Osmanlı Devleti, Rusya ve Balkan ülkeleri ile 1922 yılına kadar, birisi Dünya Savaşı olmak üzere 7 savaş yapmıştır. Bu savaşlar yalnız Osmanlıları değil, Osmanlı Tebaası'ndan olan Rumları da etkilemiştir. Özellikle Balkan Savaşı Balkanlar'dan ve Trakya'dan Rumların göçmesine neden olmuştur. O yıllarda Kırklareli'nden göç eden Rumların sayısını bilmiyoruz ama sadece Amerika'nın Dayton Eyaleti'nde 70 yılda Kırklareli kökenli 10 bin Rum topluluğu meydana gelmiştir. Bu bilgiyi 1990'lı yılların ortalarında Amerika'nın Dayton Eyaleti'nden gelen bir heyetten öğreniyoruz. Bu heyet Kırklareli'ne göç olayının 75. yıldönümü Kırklareli ve Dayton'da kutlama programı yapmak için gelmişti. Ancak Amerika - Irak Savaşı dolayısıyla bu program gerçekleşememiştir.

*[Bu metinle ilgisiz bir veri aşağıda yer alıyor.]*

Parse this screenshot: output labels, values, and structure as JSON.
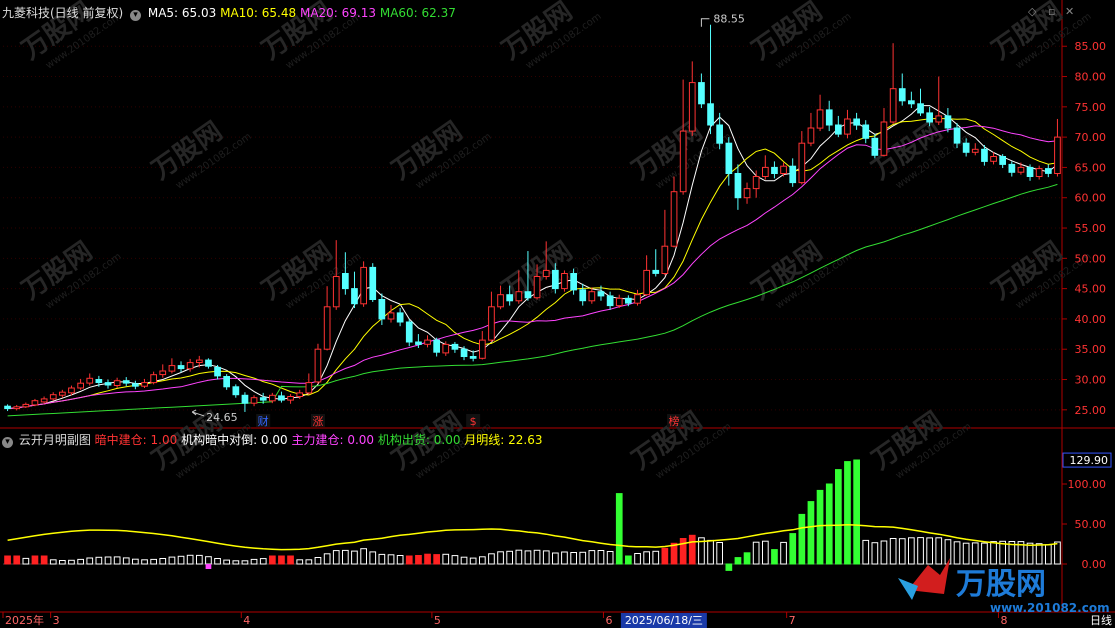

Balkan Savaşı öncesi ve sonrası Kırklareli'nin içinden ve Rum köylerinden çok sayıda Rum göç etmiştir. Özellikle Kırklareli merkez, Yoğuntaş (Polos) ve Bedre (Kayalı) Rumları önce Atina'ya yerleşmişler, daha sonra Amerika'nın Dayton Eyaleti'ne gitmişlerdir. 1923 yılında Yunanistan ile yapılan nüfus değişiminde (Mübadele) Rumların tamamı Kırklareli Merkez ve köylerinden ayrılmışlardır.
Bir süre önce Yunanistan'a ailesinin göç ettiği köyü görmeye giden Mülayim Üstündağ ve Cevat Gürkaş ile Mübadele Olayı'nı konuşurken Mülayim Üstündağ, Kırklareli'nden göç edenlerin Selanik ve Serez gibi yerlerde Üsküp, Saranda Eklasias (Kırkkilise) adını taşıyan yerleşim birimleri meydana getirdiklerini söyledi. Selanik'te Kırklareli'nin eski adını taşıyan bir mahalle kurduklarını ifade etti. Biz de bir araştırmamız sırasında Atina yakınlarında KIRKŞEHİTLER adı ile anılan bir yer olduğunu tespit etmiştik.
Geride bıraktıkları köy ve kasabaları yaşatmak için aynı adı taşıyan yerleşim birimleri kurmak yalnız Yunanlılara mahsus değildir. Bizim Balkanlar'dan, Bulgaristan'dan gelenlerimiz de aynı şeyi yapmışlar, geride bıraktıkları köy ve kasaba adları ile Trakya'da, Anadolu'da köyler kurmuşlardır. Bu bir vefa göstergesi ve hatıra ifadesidir. İnsanlar doğup büyüdükleri yerleri geride bırakıp başka yerlere gitmişlerse, geçmişe daha fazla özlem duyarlar. Bu da normaldir. Ne demiş şair: "Ben gurbette değilim, gurbet benim içimde." Ve insan hatıralarla yaşar.